Schoolchildren name cutting edge new equipment that will generate more green power at Severn Trent’s Minworth Sewage Treatment Works
Monday 30th April
Super Betty and Gasper will soon be helping Severn Trent generate more green energy than ever before at its sewage treatment works in Minworth near Birmingham.
The company invited children from nearby Minworth Junior and Infant School to take part in a competition to name two huge gas bags that form part of the brand new £60m Thermal Hydrolysis Plant (THP) which helps turn poo into green gas.
The winning names were put forward by year three pupil Bethany Morris and Zenun Mezini from year four, with the pair invited to a special unveiling at the site.
Malcolm Smith, education officer at Severn Trent, said: “This was a great way to engage with the school, especially as we’ve built really strong relationships with them over the years.
“We launched the competition at a special assembly earlier this year where the children found out all about what they should and shouldn’t flush down the loo, as well as how we use poo to make green gas that’s used to heat their homes or to cook their dinners.
“Bethany and Zenun were really excited to see the names they picked on plaques in front of the gas bags and they loved finding out more about how it all works.”
Becky Dewsbury, School Business Manager at Minworth Junior and Infant School, added: “The children relished the opportunity to take part in the competition and Zenun and Bethany thoroughly enjoyed their visit to the works.
“We look forward to continued work with Severn Trent, particularly as environmental issues are very much a priority for the younger generations.”
Minworth is one of Severn Trent’s leading sites for generating renewable energy.
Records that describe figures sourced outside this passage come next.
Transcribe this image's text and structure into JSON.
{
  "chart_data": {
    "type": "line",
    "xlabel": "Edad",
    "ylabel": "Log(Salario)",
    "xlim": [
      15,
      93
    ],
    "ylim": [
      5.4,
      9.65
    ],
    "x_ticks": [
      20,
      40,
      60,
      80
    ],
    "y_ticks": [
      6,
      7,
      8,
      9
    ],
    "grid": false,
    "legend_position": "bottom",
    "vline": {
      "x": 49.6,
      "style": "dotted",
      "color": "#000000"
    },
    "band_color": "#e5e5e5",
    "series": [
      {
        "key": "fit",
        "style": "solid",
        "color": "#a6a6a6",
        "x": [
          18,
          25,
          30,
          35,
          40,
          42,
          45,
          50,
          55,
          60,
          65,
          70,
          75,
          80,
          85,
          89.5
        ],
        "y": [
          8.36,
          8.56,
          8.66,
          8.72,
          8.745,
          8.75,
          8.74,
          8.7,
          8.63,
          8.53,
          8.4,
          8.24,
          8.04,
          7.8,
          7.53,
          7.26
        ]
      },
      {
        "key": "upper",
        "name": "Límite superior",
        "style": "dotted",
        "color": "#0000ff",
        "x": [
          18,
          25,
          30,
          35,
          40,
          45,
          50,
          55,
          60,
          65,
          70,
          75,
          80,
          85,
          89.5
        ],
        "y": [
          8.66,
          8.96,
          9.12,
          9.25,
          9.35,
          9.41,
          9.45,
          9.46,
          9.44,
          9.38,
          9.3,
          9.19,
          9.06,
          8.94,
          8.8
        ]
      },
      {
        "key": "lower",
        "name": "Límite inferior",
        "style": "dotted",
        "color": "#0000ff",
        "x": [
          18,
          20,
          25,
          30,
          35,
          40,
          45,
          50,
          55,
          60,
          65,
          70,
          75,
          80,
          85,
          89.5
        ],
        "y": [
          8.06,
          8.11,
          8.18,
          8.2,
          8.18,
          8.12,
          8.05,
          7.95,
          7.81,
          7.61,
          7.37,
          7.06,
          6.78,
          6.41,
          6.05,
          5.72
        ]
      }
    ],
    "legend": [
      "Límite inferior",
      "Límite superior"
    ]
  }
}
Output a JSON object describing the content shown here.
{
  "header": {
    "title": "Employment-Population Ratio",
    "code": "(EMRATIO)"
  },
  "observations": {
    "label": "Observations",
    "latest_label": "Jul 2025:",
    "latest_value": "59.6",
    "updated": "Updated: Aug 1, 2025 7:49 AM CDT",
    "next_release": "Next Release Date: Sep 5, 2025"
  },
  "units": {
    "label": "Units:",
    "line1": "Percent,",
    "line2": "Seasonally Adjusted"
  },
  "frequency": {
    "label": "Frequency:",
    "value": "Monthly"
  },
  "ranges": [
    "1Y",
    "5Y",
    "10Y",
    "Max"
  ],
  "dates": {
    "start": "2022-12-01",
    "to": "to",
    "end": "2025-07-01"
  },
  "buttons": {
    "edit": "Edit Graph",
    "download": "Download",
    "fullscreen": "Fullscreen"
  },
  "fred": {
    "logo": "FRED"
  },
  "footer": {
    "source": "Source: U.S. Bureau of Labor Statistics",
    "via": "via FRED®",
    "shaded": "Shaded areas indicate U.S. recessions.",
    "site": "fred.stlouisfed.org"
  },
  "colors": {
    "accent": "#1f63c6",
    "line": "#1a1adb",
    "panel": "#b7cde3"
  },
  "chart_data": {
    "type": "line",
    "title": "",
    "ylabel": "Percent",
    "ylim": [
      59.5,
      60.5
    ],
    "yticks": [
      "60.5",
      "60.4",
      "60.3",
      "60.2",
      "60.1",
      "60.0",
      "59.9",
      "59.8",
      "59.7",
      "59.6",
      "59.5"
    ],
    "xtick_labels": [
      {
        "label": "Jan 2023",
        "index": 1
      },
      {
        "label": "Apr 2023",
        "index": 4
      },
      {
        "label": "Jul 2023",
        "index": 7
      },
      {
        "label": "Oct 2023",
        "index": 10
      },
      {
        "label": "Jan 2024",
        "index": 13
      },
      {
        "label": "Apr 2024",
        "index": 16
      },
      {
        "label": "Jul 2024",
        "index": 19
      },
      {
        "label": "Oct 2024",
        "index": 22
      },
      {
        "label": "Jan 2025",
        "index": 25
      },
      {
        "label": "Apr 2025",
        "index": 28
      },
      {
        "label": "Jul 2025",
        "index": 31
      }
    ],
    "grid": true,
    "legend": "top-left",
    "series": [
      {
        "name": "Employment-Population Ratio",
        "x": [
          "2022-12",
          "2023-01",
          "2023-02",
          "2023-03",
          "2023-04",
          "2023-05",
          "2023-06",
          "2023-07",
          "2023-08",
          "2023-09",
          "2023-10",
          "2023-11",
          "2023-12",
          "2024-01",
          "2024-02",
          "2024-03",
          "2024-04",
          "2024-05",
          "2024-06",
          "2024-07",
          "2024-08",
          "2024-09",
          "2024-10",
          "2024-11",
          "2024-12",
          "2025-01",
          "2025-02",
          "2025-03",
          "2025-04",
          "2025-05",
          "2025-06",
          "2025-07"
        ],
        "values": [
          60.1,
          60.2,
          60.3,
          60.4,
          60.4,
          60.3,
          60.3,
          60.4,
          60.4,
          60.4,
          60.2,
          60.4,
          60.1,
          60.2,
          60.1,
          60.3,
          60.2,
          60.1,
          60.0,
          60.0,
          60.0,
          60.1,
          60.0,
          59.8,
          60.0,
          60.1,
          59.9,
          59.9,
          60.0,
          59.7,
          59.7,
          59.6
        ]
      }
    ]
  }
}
Sewage is taken from around 1.6 million homes across Birmingham and the Black Country and in the last year it has been used to generate enough electricity to power 11,000 homes and enough gas to heat 4,800 homes.
The THP process works by treating sewage sludge, using heat and pressure in a similar way to a pressure cooker. The treated sludge is then fed into huge digesters which, over time, produce methane rich bio-gas. This gas is then cleaned up and can be injected straight into the national grid for use by local homes and businesses.